MA 267: Introduction to Statistical Learning with Applications
Credits: 3:0
Exploratory Data Analysis and Descriptive Statistics, with basic introductory programming in R using tidyverse for data visualisation.
Sampling Distribution and Limit Theorems: Order Statistics, Chi^2, F, Student’s t. Sampling statistics from Normal Population, Law of Large numbers, Central Limit Theorem, Variance Stabilising transformation. Proofs via simulation in R.
Estimation: Method of Moments, Maximum Likelihood Estimate and Confidence intervals.
Hypothesis Testing: Binomial Test for proportion, Normal Test for mean when variance is known/unknown, two sample t-test for equality of means when variance is known.
Linear Models, Normal Equations, Gauss Markov Theorem, Testing of linear hypotheses. One-way and two-way classification models: ANOVA, Random effects. Emphasis on Numerical evaluation. Regularisation and Subset Selection methods.
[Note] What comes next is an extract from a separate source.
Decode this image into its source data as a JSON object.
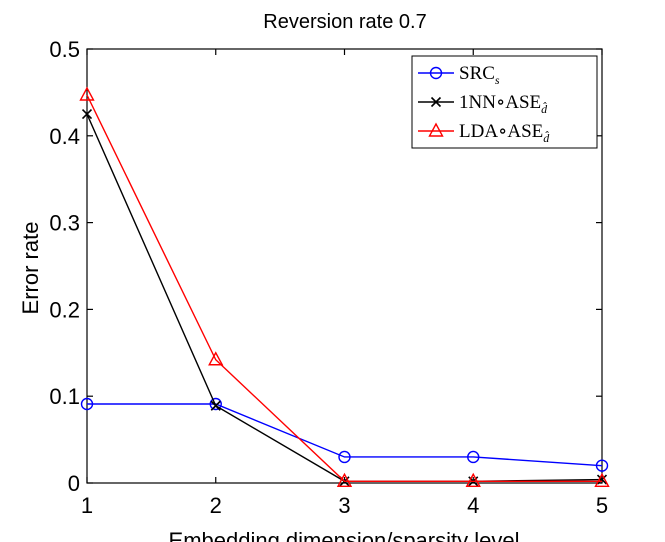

Basics of Decision trees: Regression Tress, Classification trees and comparison with Linear Models.
Computational Optimal transport.
Applications from Epidemiology, Networks and Optimal transport.
Suggested books and references:
- Siva Athreya, Deepayan Sarkar and Steve Tanner, Probability and Statistics with Examples Using R, Institute of Mathematical Statistics, Hayward, CA.
- Sanford Weisberg, Applied Linear Regression, John Wiley and Sons, New York.
- Gareth James, Daniela Witten, Trevor Hastie, Robert Tibshirani, An Introduction to Statistical Learning, Springer-Verlag, New York.